Have you ever seen House of Blues when it's really empty? That cramped smoking section out the front, the bottleneck stairs, the overly-attentive security guards frisking everyone oblivious to the long lines. Well, last night HOB was essentially a ghost town, a vacant lot in the middle of the West End that was seemingly open to the public as some sort of relic from a bygone era, when Ticketmaster ruled the earth, sofas were purple, and doors were frankly unwieldy. Somehow, Ash found themselves playing the small room at the top of House of Blues, which I had previously only heard of being utilized for a bar mitzvah, and they used it to transport me back to an endless summer when I was 14 and terrified of girls, and Britpop was at its height.
Ash were the sort of alternative Britpop band -- the band you could say you liked because everyone else liked Oasis or Blur. 1977 had the melodies that were popular in that age, but combined with far harder-edged guitars and a wistful teenage lust that was missing from Blur or Oasis plodding through a series of attempts to outdo each other. Furthermore, it had two almost torturously catchy songs that explicitly mentioned it being some sort of idyllic summertime that was the best of your young, inexperienced life, and it struck a chord with me that resonated for the next fifteen years, despite Ash being a deliriously uncool thing for a 29-year-old half-assed music critic to listen to.

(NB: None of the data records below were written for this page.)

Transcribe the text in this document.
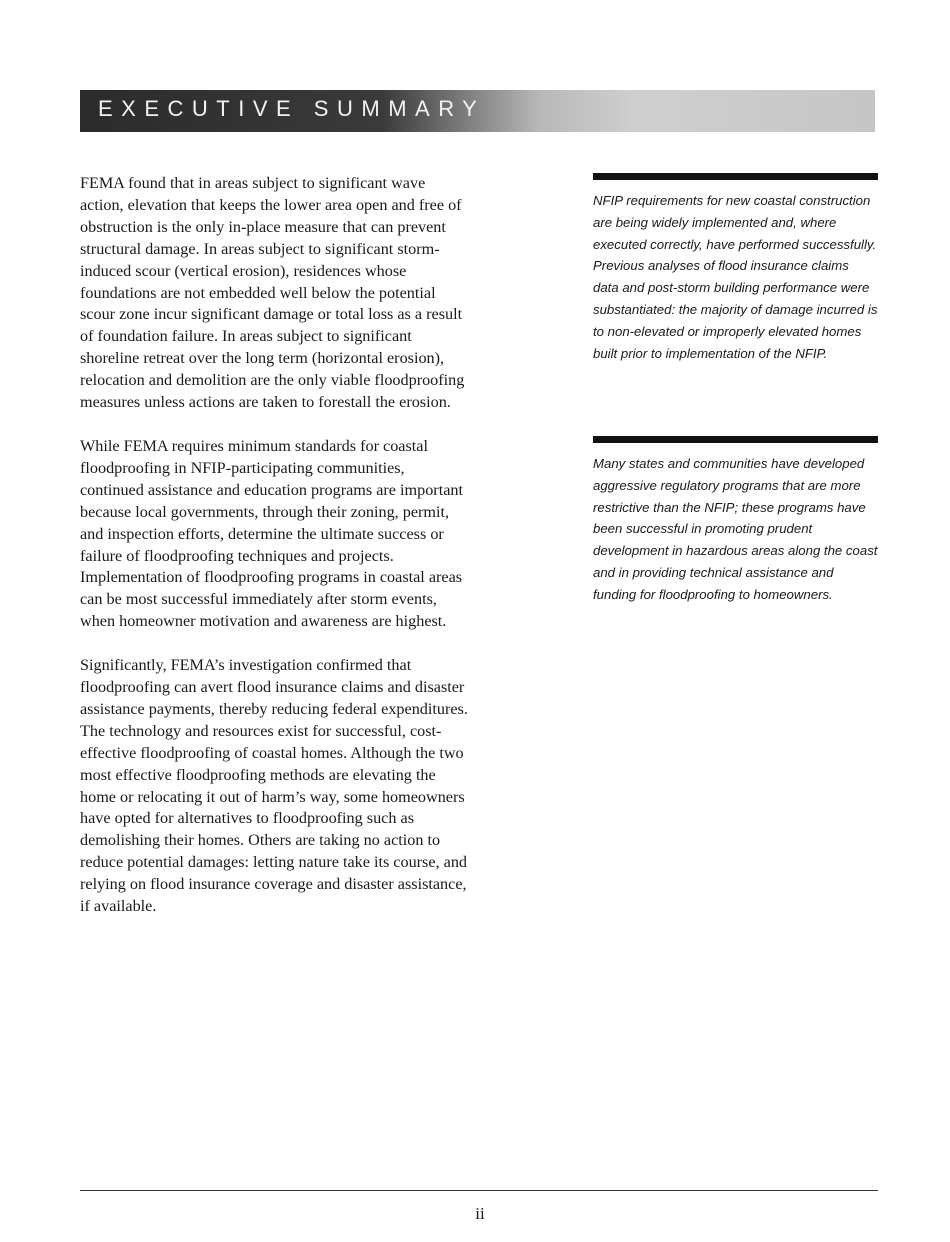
EXECUTIVE SUMMARY

FEMA found that in areas subject to significant wave action, elevation that keeps the lower area open and free of obstruction is the only in-place measure that can prevent structural damage. In areas subject to significant storm-induced scour (vertical erosion), residences whose foundations are not embedded well below the potential scour zone incur significant damage or total loss as a result of foundation failure. In areas subject to significant shoreline retreat over the long term (horizontal erosion), relocation and demolition are the only viable floodproofing measures unless actions are taken to forestall the erosion.

While FEMA requires minimum standards for coastal floodproofing in NFIP-participating communities, continued assistance and education programs are important because local governments, through their zoning, permit, and inspection efforts, determine the ultimate success or failure of floodproofing techniques and projects. Implementation of floodproofing programs in coastal areas can be most successful immediately after storm events, when homeowner motivation and awareness are highest.

Significantly, FEMA’s investigation confirmed that floodproofing can avert flood insurance claims and disaster assistance payments, thereby reducing federal expenditures. The technology and resources exist for successful, cost-effective floodproofing of coastal homes. Although the two most effective floodproofing methods are elevating the home or relocating it out of harm’s way, some homeowners have opted for alternatives to floodproofing such as demolishing their homes. Others are taking no action to reduce potential damages: letting nature take its course, and relying on flood insurance coverage and disaster assistance, if available.

NFIP requirements for new coastal construction are being widely implemented and, where executed correctly, have performed successfully. Previous analyses of flood insurance claims data and post-storm building performance were substantiated: the majority of damage incurred is to non-elevated or improperly elevated homes built prior to implementation of the NFIP.

Many states and communities have developed aggressive regulatory programs that are more restrictive than the NFIP; these programs have been successful in promoting prudent development in hazardous areas along the coast and in providing technical assistance and funding for floodproofing to homeowners.

ii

Inside the little Cambridge Room, with sixty or seventy other people that I assume must have really been there by mistake (or just vaguely remembered "Lose Control" from the first Gran Turismo game soundtrack) I tapped my feet and nodded while Ash played a few songs. I was biding my time. As the first few lines of "Oh Yeah," which is not exactly a high point in the history of lyrics set to music, rang out --
"Oh yeah/she was taking me over/and oh yeah/it was the start of the summer"
I was transported back to Hook Norton with an almost brutal force. I felt a cloying nostalgia for that summer, when only six straight hours of four-player tennis games on my friend's first generation PlayStation really seemed to matter, when I was kind of terrified of girls, and when it was the summer I spent riding my rusted old bike round an obscure village listening to an endlessly buffering DiscMan. I shouted every word back at them. I think the American I had dragged along to the gig, who spent his teenage years listening to far cooler albums, was a little concerned for my health. It was an almost brutal nostalgia, on a level I could never have got by paying $100 to watch Trent Reznor play an awful new song from about a kilometer away.
Then there was another song, and I snapped out of it. I was back in a normal gig, somewhere in Texas, five thousand miles from Hook Norton, and I didn't know this song. Two songs later, "Kung Fu," also off 1977, made me remember kicking a football into a tree and getting shouted at by one of the local elementary school teachers, who seemed unaware that these trees had naturally grown into the shape of a goal.